Monographs Details:
Authority:

Britton, Nathaniel L. Flora Borinqueña.
Family:

Malvaceae
Scientific Name:

Urena lobata L.
Description:

Species Description - Attractive when in bloom by large, rose-tinted flowers, this tall, shrubby weed is frequent in fields and waste and cultivated grounds, at lower and middle altitudes in Porto Rico, as also on Vieques and Culebra. It is distributed nearly throughout the West Indies, except the Bahama Islands, and widely, in continental tropical America, in Florida and in the tropical parts of the Old World. The plant is, probably, native of Asia, long ago naturalized in America; Linnaeus, decribing it botanically in 1753, records it as Chinese. Urena (Malabar name) consists of only a few species, tropical and subtropical in distribution, regarded by some botanists as races or varieties of a single species, because the differences between them are chiefly in their leaves, their flowers and fruits being much alike. They are hairy, or velvety shrubs, with soft wood, alternate, stalked, variously toothed, lobed or cleft leaves, and large, rose to purple, chiefly axillary and solitary flowers, the inner bark fibrous. The leaves are palmately veined, the mid-vein and sometimes 2 of the lateral veins bearing a characteristic, oblong gland on the under-side near the base. The involucre of the flower is bell-shaped and 5-cleft, the calyx deeply 5-cleft. The petals are wedge-shaped at the base; the stamens are united into a tube about as long as the petals; the 5-celled, tubercled ovary contains 1 ovule in each cell, the style is 10-cleft, the stigmas discoid. The 5-carpellary fruit is armed with barbed bristles.

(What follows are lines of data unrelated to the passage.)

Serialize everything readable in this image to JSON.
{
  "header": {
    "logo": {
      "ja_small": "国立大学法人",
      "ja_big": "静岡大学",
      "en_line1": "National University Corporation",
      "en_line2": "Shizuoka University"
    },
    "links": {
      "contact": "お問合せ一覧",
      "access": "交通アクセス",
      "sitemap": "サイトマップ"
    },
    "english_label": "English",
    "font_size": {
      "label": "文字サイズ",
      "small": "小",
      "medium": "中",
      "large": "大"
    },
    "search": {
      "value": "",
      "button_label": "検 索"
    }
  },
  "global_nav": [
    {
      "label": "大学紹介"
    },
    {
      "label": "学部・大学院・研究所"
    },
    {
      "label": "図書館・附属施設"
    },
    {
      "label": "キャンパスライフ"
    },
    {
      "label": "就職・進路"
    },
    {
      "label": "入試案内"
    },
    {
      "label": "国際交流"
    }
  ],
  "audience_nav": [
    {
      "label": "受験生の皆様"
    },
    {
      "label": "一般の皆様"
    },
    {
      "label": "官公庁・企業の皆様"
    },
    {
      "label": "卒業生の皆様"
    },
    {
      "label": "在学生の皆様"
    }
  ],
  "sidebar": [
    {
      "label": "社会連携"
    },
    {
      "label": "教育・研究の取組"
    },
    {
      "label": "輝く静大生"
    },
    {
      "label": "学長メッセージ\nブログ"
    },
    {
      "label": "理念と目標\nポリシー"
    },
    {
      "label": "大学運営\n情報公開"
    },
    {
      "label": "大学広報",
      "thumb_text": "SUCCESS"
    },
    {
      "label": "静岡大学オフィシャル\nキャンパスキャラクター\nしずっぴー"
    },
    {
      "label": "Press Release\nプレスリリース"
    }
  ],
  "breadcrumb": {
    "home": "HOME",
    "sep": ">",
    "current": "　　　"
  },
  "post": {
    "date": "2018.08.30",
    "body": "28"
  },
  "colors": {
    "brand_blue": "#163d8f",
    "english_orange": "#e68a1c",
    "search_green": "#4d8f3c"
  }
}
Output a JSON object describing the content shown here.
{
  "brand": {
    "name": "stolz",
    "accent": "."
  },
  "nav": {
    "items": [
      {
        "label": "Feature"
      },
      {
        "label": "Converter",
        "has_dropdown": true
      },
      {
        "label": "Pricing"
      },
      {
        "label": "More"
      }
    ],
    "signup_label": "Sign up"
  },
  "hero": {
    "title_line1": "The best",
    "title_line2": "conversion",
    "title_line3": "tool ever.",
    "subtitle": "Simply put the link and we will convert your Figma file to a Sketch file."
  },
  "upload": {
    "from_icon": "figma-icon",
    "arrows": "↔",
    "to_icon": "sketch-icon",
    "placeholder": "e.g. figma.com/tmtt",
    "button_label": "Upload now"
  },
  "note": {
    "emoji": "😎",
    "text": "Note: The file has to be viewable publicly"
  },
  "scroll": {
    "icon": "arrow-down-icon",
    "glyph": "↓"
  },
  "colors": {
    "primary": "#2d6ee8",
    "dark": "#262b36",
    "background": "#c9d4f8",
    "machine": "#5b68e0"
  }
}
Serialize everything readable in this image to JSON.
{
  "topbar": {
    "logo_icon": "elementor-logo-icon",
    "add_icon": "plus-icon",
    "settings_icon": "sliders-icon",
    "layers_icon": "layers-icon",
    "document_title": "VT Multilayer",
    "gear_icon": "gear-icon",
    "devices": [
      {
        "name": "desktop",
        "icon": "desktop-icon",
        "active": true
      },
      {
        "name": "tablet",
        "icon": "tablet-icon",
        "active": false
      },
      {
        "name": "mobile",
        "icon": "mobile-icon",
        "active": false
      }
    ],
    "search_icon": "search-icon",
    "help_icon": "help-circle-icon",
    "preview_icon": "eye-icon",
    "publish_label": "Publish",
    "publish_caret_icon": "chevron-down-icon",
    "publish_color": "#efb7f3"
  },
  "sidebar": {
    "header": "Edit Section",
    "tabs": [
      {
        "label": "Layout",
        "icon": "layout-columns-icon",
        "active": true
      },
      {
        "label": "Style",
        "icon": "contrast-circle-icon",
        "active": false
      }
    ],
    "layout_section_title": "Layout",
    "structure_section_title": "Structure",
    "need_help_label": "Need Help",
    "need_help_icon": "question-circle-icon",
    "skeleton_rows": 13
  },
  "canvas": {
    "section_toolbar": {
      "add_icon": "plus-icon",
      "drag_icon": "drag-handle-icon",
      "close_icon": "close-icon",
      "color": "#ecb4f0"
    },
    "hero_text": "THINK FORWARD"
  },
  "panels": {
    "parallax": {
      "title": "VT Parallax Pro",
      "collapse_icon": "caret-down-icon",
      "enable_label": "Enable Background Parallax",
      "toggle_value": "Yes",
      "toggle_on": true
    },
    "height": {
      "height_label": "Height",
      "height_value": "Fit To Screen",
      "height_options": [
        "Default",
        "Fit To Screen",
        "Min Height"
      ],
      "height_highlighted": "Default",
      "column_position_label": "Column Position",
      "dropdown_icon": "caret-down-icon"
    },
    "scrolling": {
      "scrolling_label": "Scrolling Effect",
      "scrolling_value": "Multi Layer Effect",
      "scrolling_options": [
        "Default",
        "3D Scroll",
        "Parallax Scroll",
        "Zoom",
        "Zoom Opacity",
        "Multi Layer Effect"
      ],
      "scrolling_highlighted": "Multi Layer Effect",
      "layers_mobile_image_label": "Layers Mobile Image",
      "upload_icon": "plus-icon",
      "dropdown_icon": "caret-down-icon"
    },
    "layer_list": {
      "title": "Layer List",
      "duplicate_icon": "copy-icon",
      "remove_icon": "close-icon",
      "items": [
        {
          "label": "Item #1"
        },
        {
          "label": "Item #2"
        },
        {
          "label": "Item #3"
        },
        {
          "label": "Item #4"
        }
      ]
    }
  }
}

Urena lobata (lobed leaves) may reach 2 meters in height, but is usually lower. The branches are stella-hairy; the nearly orbicular, angulate-lobed and toothed, lower leaves are from 2 to 12 centimeters long, the upper side dark green, the under side whitish-velvety; the uppermost leaves are often narrower than the lower ones, ovate to oblong. The short-stalked flowers have the involucre and the calyx from 5 to 9 millimeters long, the petals from 12 to 15 millimeters long. The velvety, depressed, barbed fruit is about as long as the calyx. Our illustration was first published in "Addisonia," plate 330, June, 1925. Two other species of Urena occur in Porto Rico.

Discussion:

Cadillo Urena Mallow Family Urena lobata Linnaeus, Species Plantarum 682. 1753.